Our family began naming our summers in 2002 when our daughter was navigating treatments for breast cancer. The first summer when she was doing chemotherapy became known as the “summer of self-sufficiency.” Her children, (ages 11, 9, and 3) needed to not rely so much on their mother and learn to do more for themselves. The second summer, when she underwent a bone marrow transplant became the “summer of sanitation.” Due to her fragile immune system, we all had to be vigilant about keeping surfaces and ourselves germ-free. No one could visit her if they had even, a simple cold.
Now that I know my recovery from a broken shoulder will take the entire summer, I’ve named the summer of 2015 my “summer of disability.” It’s not how I wanted to spend the summer but I’m working on being a grown-up about it. After all, the measure of a person’s character is how we behave when we don’t get what we want.

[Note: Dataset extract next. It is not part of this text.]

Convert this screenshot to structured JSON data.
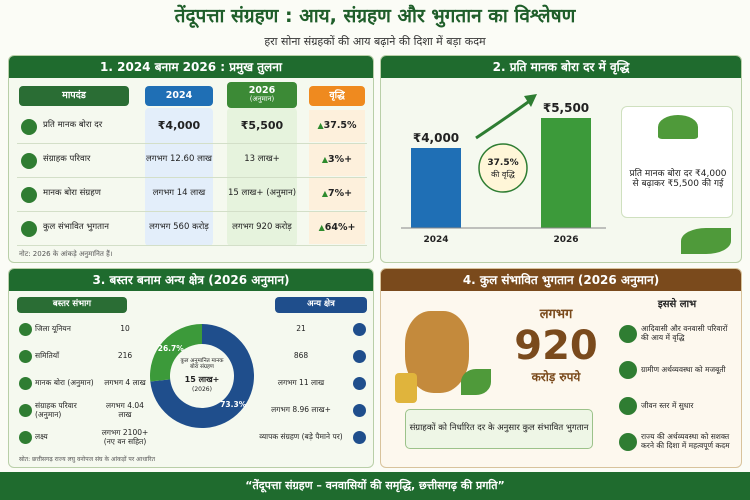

I’m learning alternative ways of doing everyday tasks and novel approaches to getting around town. (Think: walking, rides from friends, limousines services, and now, Uber.) I’m also challenged as anyone with a handicap is, to look again at my abilities. What are things I can still do? And even better, what things need doing that, when I’m fully able-bodied, I don’t take the time to do? (Think: sort and give away unneeded clothing, organize photos, clean out office files, finish the article I’ve been working on.)

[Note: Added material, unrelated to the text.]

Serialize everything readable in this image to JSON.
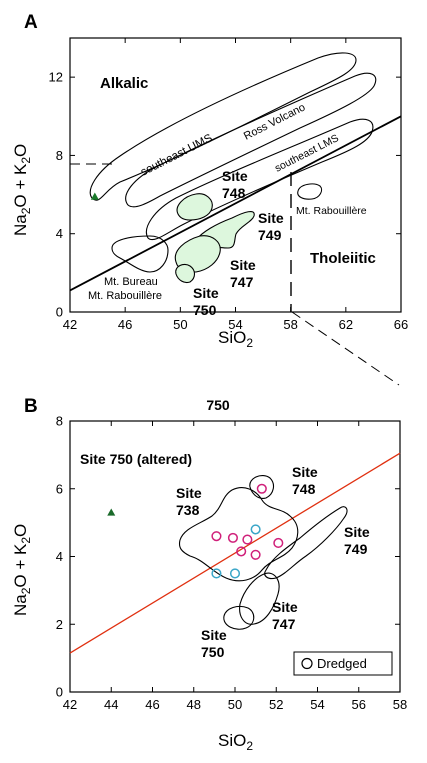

My daughter Corinne told me once that struggling with challenges to her health had caused her to realize she had been prideful about her state of fitness and good health. A student of the bible I think she was influenced by proverb 16:18, often shorten to “Pride goes before the fall.” I feel a sisterhood with her on that, but I don’t see it as automatically a fault. Maintaining ourselves in good health requires a great deal from us, as does rehabilitating our broken parts after an injury. We should take pride in these accomplishments while recognizing we may not be seeing the whole picture. Tough stuff can happen in spite of our best efforts.

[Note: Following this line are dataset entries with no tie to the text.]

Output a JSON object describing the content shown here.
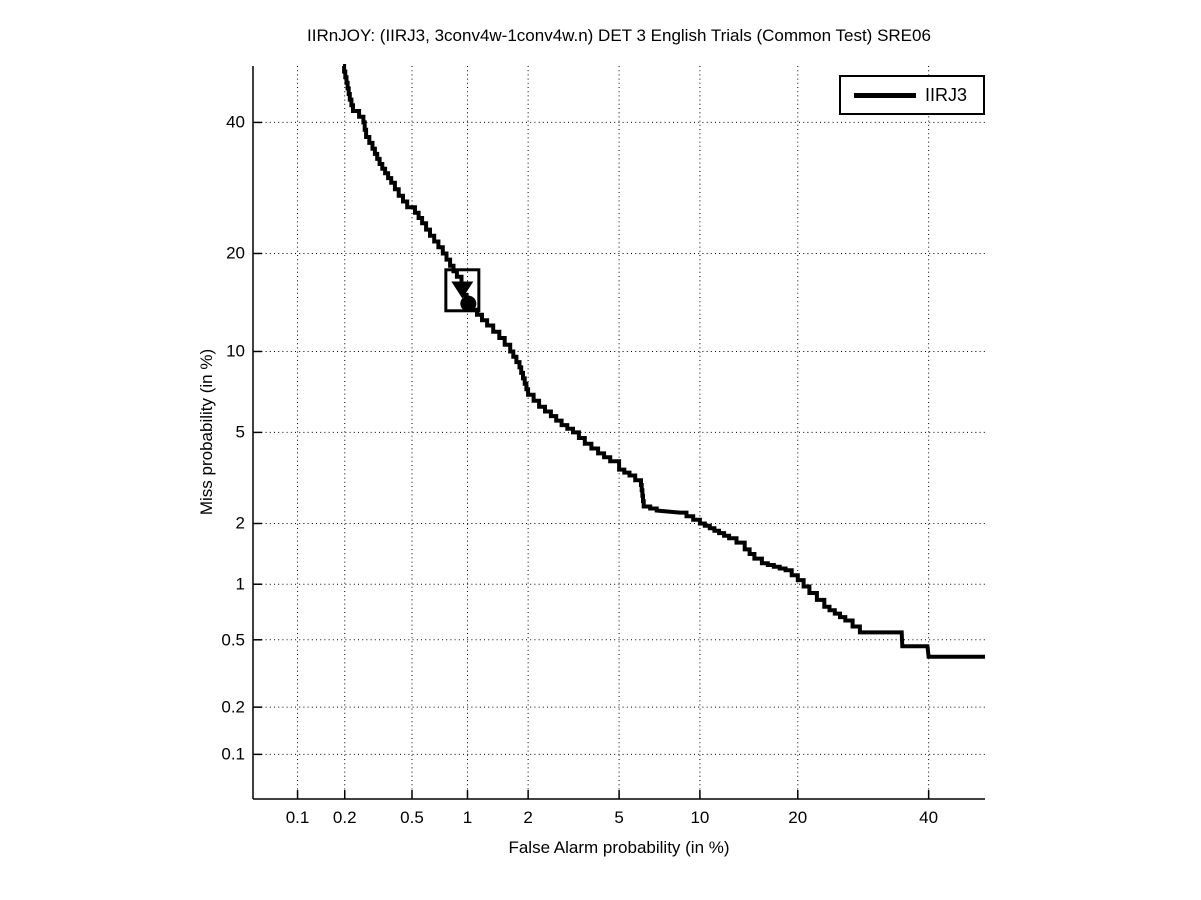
{
  "figure": {
    "title": "IIRnJOY: (IIRJ3, 3conv4w-1conv4w.n) DET 3 English Trials (Common Test) SRE06",
    "x_axis_label": "False Alarm probability (in %)",
    "y_axis_label": "Miss probability (in %)",
    "background_color": "#ffffff",
    "axis_color": "#000000",
    "grid_style": "dotted",
    "legend": {
      "position": "top-right",
      "entries": [
        {
          "label": "IIRJ3",
          "line_color": "#000000"
        }
      ]
    }
  },
  "chart_data": {
    "type": "line",
    "subtype": "DET-curve (normal-deviate / probit scale on both axes)",
    "title": "IIRnJOY: (IIRJ3, 3conv4w-1conv4w.n) DET 3 English Trials (Common Test) SRE06",
    "xlabel": "False Alarm probability (in %)",
    "ylabel": "Miss probability (in %)",
    "xlim": [
      0.05,
      50
    ],
    "ylim": [
      0.05,
      50
    ],
    "x_tick_values": [
      0.1,
      0.2,
      0.5,
      1,
      2,
      5,
      10,
      20,
      40
    ],
    "x_tick_labels": [
      "0.1",
      "0.2",
      "0.5",
      "1",
      "2",
      "5",
      "10",
      "20",
      "40"
    ],
    "y_tick_values": [
      0.1,
      0.2,
      0.5,
      1,
      2,
      5,
      10,
      20,
      40
    ],
    "y_tick_labels": [
      "0.1",
      "0.2",
      "0.5",
      "1",
      "2",
      "5",
      "10",
      "20",
      "40"
    ],
    "grid": "dotted-black-at-major-ticks",
    "legend_position": "top-right",
    "series": [
      {
        "name": "IIRJ3",
        "color": "#000000",
        "line_width": 4,
        "style": "staircase",
        "points_fa_miss_percent": [
          [
            0.195,
            50
          ],
          [
            0.205,
            47
          ],
          [
            0.215,
            44
          ],
          [
            0.225,
            42
          ],
          [
            0.245,
            41
          ],
          [
            0.26,
            40
          ],
          [
            0.27,
            37.5
          ],
          [
            0.295,
            35.5
          ],
          [
            0.325,
            33
          ],
          [
            0.35,
            31.5
          ],
          [
            0.38,
            30
          ],
          [
            0.42,
            28
          ],
          [
            0.47,
            26.3
          ],
          [
            0.52,
            25.5
          ],
          [
            0.57,
            24
          ],
          [
            0.63,
            22.3
          ],
          [
            0.7,
            20.8
          ],
          [
            0.74,
            20
          ],
          [
            0.81,
            18.5
          ],
          [
            0.88,
            17.2
          ],
          [
            0.93,
            16.2
          ],
          [
            0.96,
            15.2
          ],
          [
            1.02,
            14.2
          ],
          [
            1.12,
            13.2
          ],
          [
            1.26,
            12.2
          ],
          [
            1.45,
            11.1
          ],
          [
            1.64,
            10
          ],
          [
            1.82,
            8.8
          ],
          [
            2.0,
            7.0
          ],
          [
            2.25,
            6.3
          ],
          [
            2.55,
            5.8
          ],
          [
            2.85,
            5.35
          ],
          [
            3.2,
            5.0
          ],
          [
            3.6,
            4.5
          ],
          [
            4.1,
            4.1
          ],
          [
            4.6,
            3.8
          ],
          [
            5.0,
            3.5
          ],
          [
            5.5,
            3.3
          ],
          [
            6.1,
            3.0
          ],
          [
            6.25,
            2.4
          ],
          [
            7.0,
            2.3
          ],
          [
            8.5,
            2.25
          ],
          [
            10.0,
            2.0
          ],
          [
            10.8,
            1.9
          ],
          [
            11.6,
            1.8
          ],
          [
            12.5,
            1.7
          ],
          [
            13.2,
            1.62
          ],
          [
            14.0,
            1.5
          ],
          [
            15.0,
            1.35
          ],
          [
            15.8,
            1.28
          ],
          [
            18.5,
            1.18
          ],
          [
            20.0,
            1.05
          ],
          [
            21.5,
            0.9
          ],
          [
            23.5,
            0.76
          ],
          [
            26.5,
            0.64
          ],
          [
            28.7,
            0.55
          ],
          [
            35.4,
            0.55
          ],
          [
            35.5,
            0.46
          ],
          [
            39.8,
            0.46
          ],
          [
            40.0,
            0.4
          ],
          [
            50.0,
            0.4
          ]
        ]
      }
    ],
    "markers": [
      {
        "type": "square-outline",
        "fa_percent": 0.94,
        "miss_percent": 15.7
      },
      {
        "type": "filled-triangle-down",
        "fa_percent": 0.94,
        "miss_percent": 15.9
      },
      {
        "type": "filled-circle",
        "fa_percent": 1.01,
        "miss_percent": 14.3
      }
    ]
  },
  "layout_note_visible_numbers_only": true
}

Jim Collins in his book, How the Mighty Fall looks at institutional decline like a disease: harder to detect but easier to cure in the early stages; easier to detect but harder to cure in the later stages. http://www.jimcollins.com/books/how-the-mighty-fall.html My hope for myself is that, when I return to full-bodied functioning, (goddess willing) I will not take that precious gift for granted. The summers, winters, springs and falls I’ve spent accompanying my adult children and dearest friends through life threatening illnesses have taught me that life is precious, even when our bodies are functioning less than perfectly. And three quarters of a century of living has taught me that we do our best, but we are able-bodied and healthy until we are not.